Accession to NATO takes determination, implementation of reforms and years of hard work but the organisation’s door is open for those who are ready to take the next step.
NATO Secretary General Anders Fogh Rasmussen stressed this point in his article devoted to the Alliance enlargement anniversaries.
"2014 marks a number of significant anniversaries for NATO. It marks 15 years since the Czech Republic, Hungary and Poland joined the alliance; 10 years since the accession of Bulgaria, Estonia, Latvia, Lithuania, Romania, Slovakia and Slovenia joined; and five years since Albania and Croatia acceded,” he said.
Rasmussen named Georgia among the countries who still wish to join the Euro-Atlantic organisation.
"Accession to NATO is a free choice but it is not a free ride,” he said.
"These countries [Georgia, Bosnia-Herzegovina, the former Yugoslav Republic of Macedonia and Montenegro] are all working on the necessary reforms.
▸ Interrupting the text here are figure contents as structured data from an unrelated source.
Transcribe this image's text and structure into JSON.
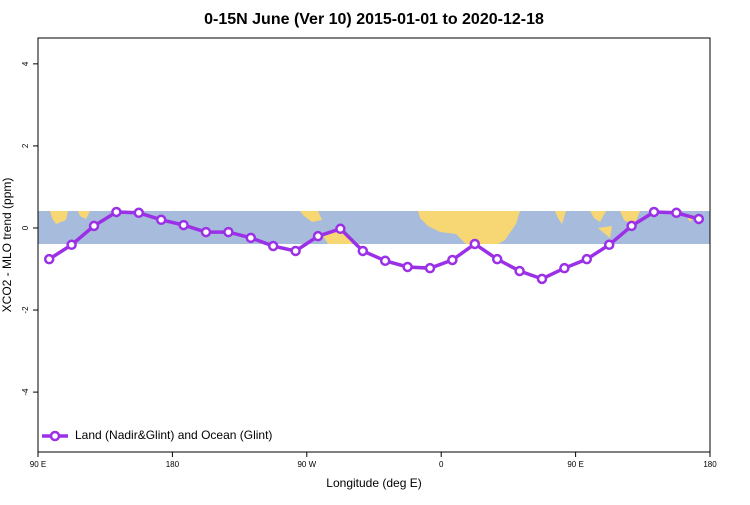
{
  "chart_data": {
    "type": "line",
    "title": "0-15N June (Ver 10)   2015-01-01 to 2020-12-18",
    "x_label": "Longitude (deg E)",
    "y_label": "XCO2 - MLO trend (ppm)",
    "x": [
      97.5,
      112.5,
      127.5,
      142.5,
      157.5,
      172.5,
      187.5,
      202.5,
      217.5,
      232.5,
      247.5,
      262.5,
      277.5,
      292.5,
      307.5,
      322.5,
      337.5,
      352.5,
      367.5,
      382.5,
      397.5,
      412.5,
      427.5,
      442.5,
      457.5,
      472.5,
      487.5,
      502.5,
      517.5,
      532.5
    ],
    "series": [
      {
        "name": "Land (Nadir&Glint) and Ocean (Glint)",
        "color": "#9b30e6",
        "values": [
          -0.76,
          -0.41,
          0.05,
          0.39,
          0.37,
          0.2,
          0.07,
          -0.1,
          -0.1,
          -0.24,
          -0.44,
          -0.56,
          -0.2,
          -0.02,
          -0.56,
          -0.8,
          -0.95,
          -0.98,
          -0.78,
          -0.39,
          -0.76,
          -1.05,
          -1.24,
          -0.98,
          -0.76,
          -0.41,
          0.05,
          0.39,
          0.37,
          0.22
        ]
      }
    ],
    "xlim": [
      90,
      540
    ],
    "xticks": [
      {
        "value": 90,
        "label": "90 E"
      },
      {
        "value": 180,
        "label": "180"
      },
      {
        "value": 270,
        "label": "90 W"
      },
      {
        "value": 360,
        "label": "0"
      },
      {
        "value": 450,
        "label": "90 E"
      },
      {
        "value": 540,
        "label": "180"
      }
    ],
    "ylim": [
      -5.46,
      4.63
    ],
    "yticks": [
      -4,
      -2,
      0,
      2,
      4
    ],
    "legend": "bottom-left"
  }
}
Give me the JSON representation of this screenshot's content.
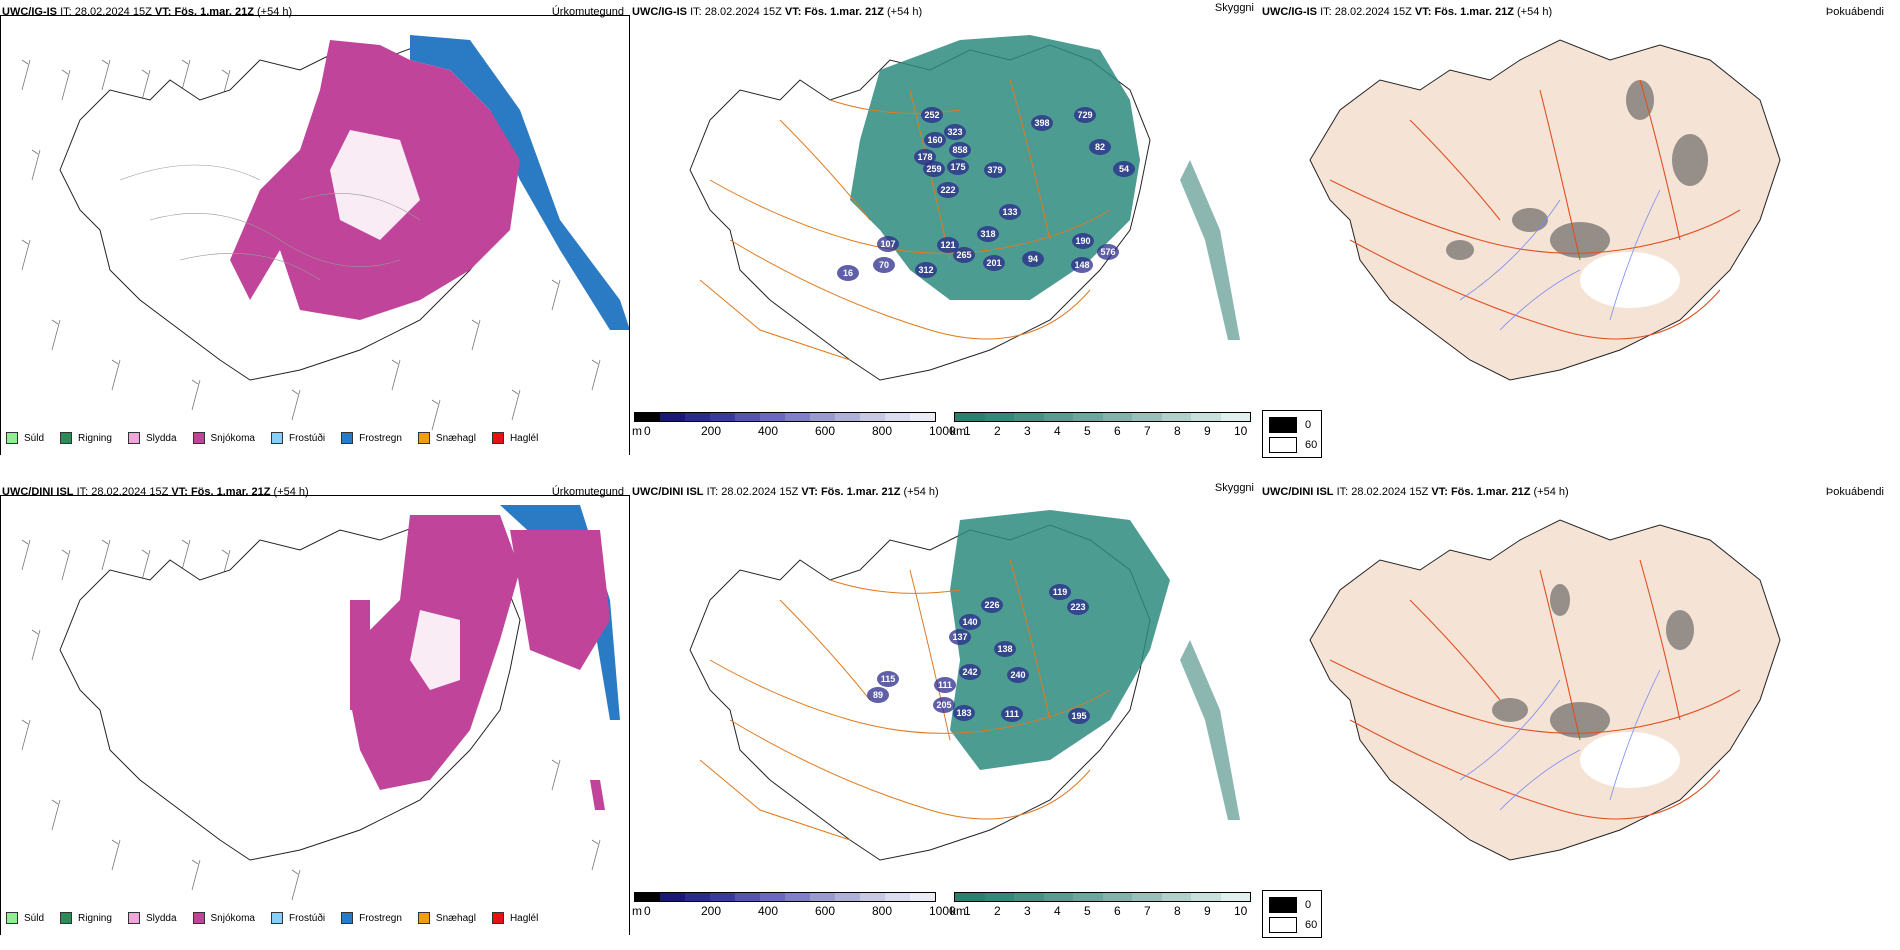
{
  "rows": [
    {
      "model": "UWC/IG-IS",
      "it_label": "IT:",
      "it_value": "28.02.2024 15Z",
      "vt_label": "VT:",
      "vt_value": "Fös. 1.mar. 21Z",
      "lead": "(+54 h)",
      "panels": {
        "precip_type": "Úrkomutegund",
        "clouds": "Skyggni",
        "fog": "Þokuábendi"
      },
      "cloud_labels": [
        "252",
        "323",
        "160",
        "178",
        "858",
        "259",
        "175",
        "222",
        "379",
        "398",
        "729",
        "82",
        "54",
        "133",
        "107",
        "121",
        "70",
        "16",
        "312",
        "318",
        "265",
        "201",
        "94",
        "190",
        "576",
        "148"
      ]
    },
    {
      "model": "UWC/DINI ISL",
      "it_label": "IT:",
      "it_value": "28.02.2024 15Z",
      "vt_label": "VT:",
      "vt_value": "Fös. 1.mar. 21Z",
      "lead": "(+54 h)",
      "panels": {
        "precip_type": "Úrkomutegund",
        "clouds": "Skyggni",
        "fog": "Þokuábendi"
      },
      "cloud_labels": [
        "119",
        "223",
        "226",
        "140",
        "137",
        "138",
        "242",
        "240",
        "115",
        "111",
        "89",
        "205",
        "183",
        "111",
        "195"
      ]
    }
  ],
  "precip_legend": [
    {
      "label": "Súld",
      "color": "#90ee90"
    },
    {
      "label": "Rigning",
      "color": "#2e8b57"
    },
    {
      "label": "Slydda",
      "color": "#f4a6d7"
    },
    {
      "label": "Snjókoma",
      "color": "#c0449a"
    },
    {
      "label": "Frostúði",
      "color": "#87cefa"
    },
    {
      "label": "Frostregn",
      "color": "#2b7bc4"
    },
    {
      "label": "Snæhagl",
      "color": "#f39c12"
    },
    {
      "label": "Haglél",
      "color": "#e81010"
    }
  ],
  "cbar_base": {
    "unit": "m",
    "ticks": [
      "0",
      "200",
      "400",
      "600",
      "800",
      "1000"
    ],
    "colors": [
      "#000000",
      "#1a1a6e",
      "#2b2b8c",
      "#3a3a9e",
      "#5555b0",
      "#6a6ab8",
      "#8080c4",
      "#9a9acc",
      "#b0b0d8",
      "#c8c8e4",
      "#dcdcf0",
      "#ececf8"
    ]
  },
  "cbar_vis": {
    "unit": "km",
    "ticks": [
      "1",
      "2",
      "3",
      "4",
      "5",
      "6",
      "7",
      "8",
      "9",
      "10"
    ],
    "colors": [
      "#2e7d6e",
      "#3a857a",
      "#4a8f84",
      "#5c9a90",
      "#6ea59c",
      "#82b2aa",
      "#98c0b9",
      "#b0d0ca",
      "#c8e0db",
      "#e2f0ed"
    ]
  },
  "cloud_legend": {
    "top_value": "0",
    "bottom_value": "60"
  },
  "colors": {
    "snow": "#c0449a",
    "freezing_rain": "#2b7bc4",
    "visibility": "#2e8b7e",
    "land_fog": "#f5e3d6",
    "roads": "#e07a20",
    "fog_roads": "#e05020",
    "rivers": "#7b8cf0"
  }
}
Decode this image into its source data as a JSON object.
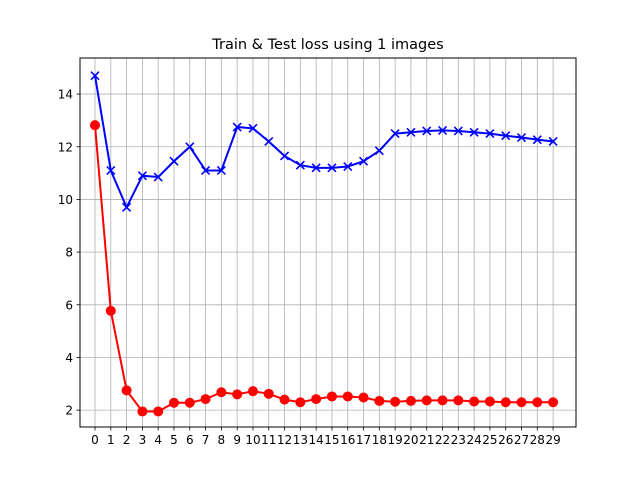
{
  "chart_data": {
    "type": "line",
    "title": "Train & Test loss using 1 images",
    "xlabel": "",
    "ylabel": "",
    "x": [
      0,
      1,
      2,
      3,
      4,
      5,
      6,
      7,
      8,
      9,
      10,
      11,
      12,
      13,
      14,
      15,
      16,
      17,
      18,
      19,
      20,
      21,
      22,
      23,
      24,
      25,
      26,
      27,
      28,
      29
    ],
    "xlim": [
      -0.95,
      30.45
    ],
    "ylim": [
      1.36,
      15.37
    ],
    "yticks": [
      2,
      4,
      6,
      8,
      10,
      12,
      14
    ],
    "grid": true,
    "series": [
      {
        "color": "#0000ff",
        "marker": "x",
        "values": [
          14.7,
          11.1,
          9.7,
          10.9,
          10.85,
          11.45,
          12.0,
          11.1,
          11.1,
          12.75,
          12.7,
          12.2,
          11.65,
          11.3,
          11.2,
          11.2,
          11.25,
          11.45,
          11.85,
          12.5,
          12.55,
          12.6,
          12.62,
          12.6,
          12.55,
          12.5,
          12.42,
          12.35,
          12.27,
          12.2
        ]
      },
      {
        "color": "#ff0000",
        "marker": "o",
        "values": [
          12.82,
          5.77,
          2.75,
          1.95,
          1.95,
          2.28,
          2.28,
          2.42,
          2.68,
          2.6,
          2.72,
          2.62,
          2.4,
          2.3,
          2.42,
          2.52,
          2.52,
          2.48,
          2.35,
          2.32,
          2.35,
          2.37,
          2.37,
          2.37,
          2.33,
          2.33,
          2.3,
          2.3,
          2.3,
          2.3
        ]
      }
    ]
  }
}
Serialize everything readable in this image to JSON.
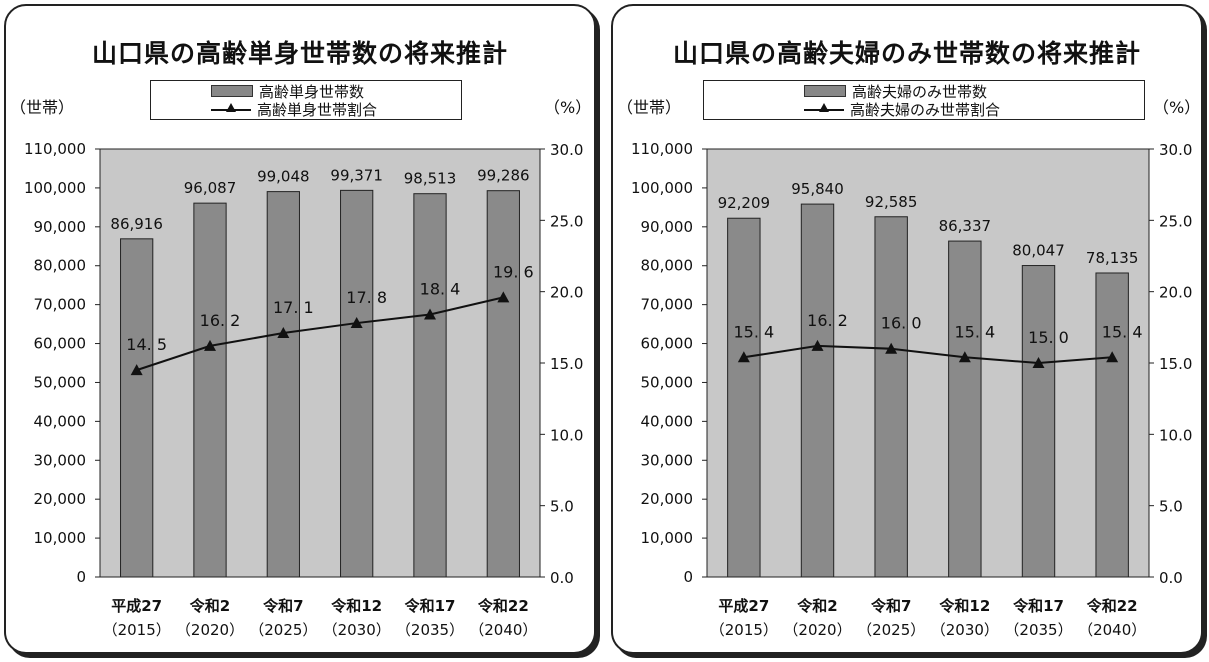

NATO is supporting them. And once they have done all that is needed, we will make the necessary decisions.”
The Secretary General claimed sovereign states had the right to choose their own course and this was one of the foundation stones of modern Europe.
"That principle has stood us in good stead since the day NATO was founded. We must all stand by it today,” Rasmussen said.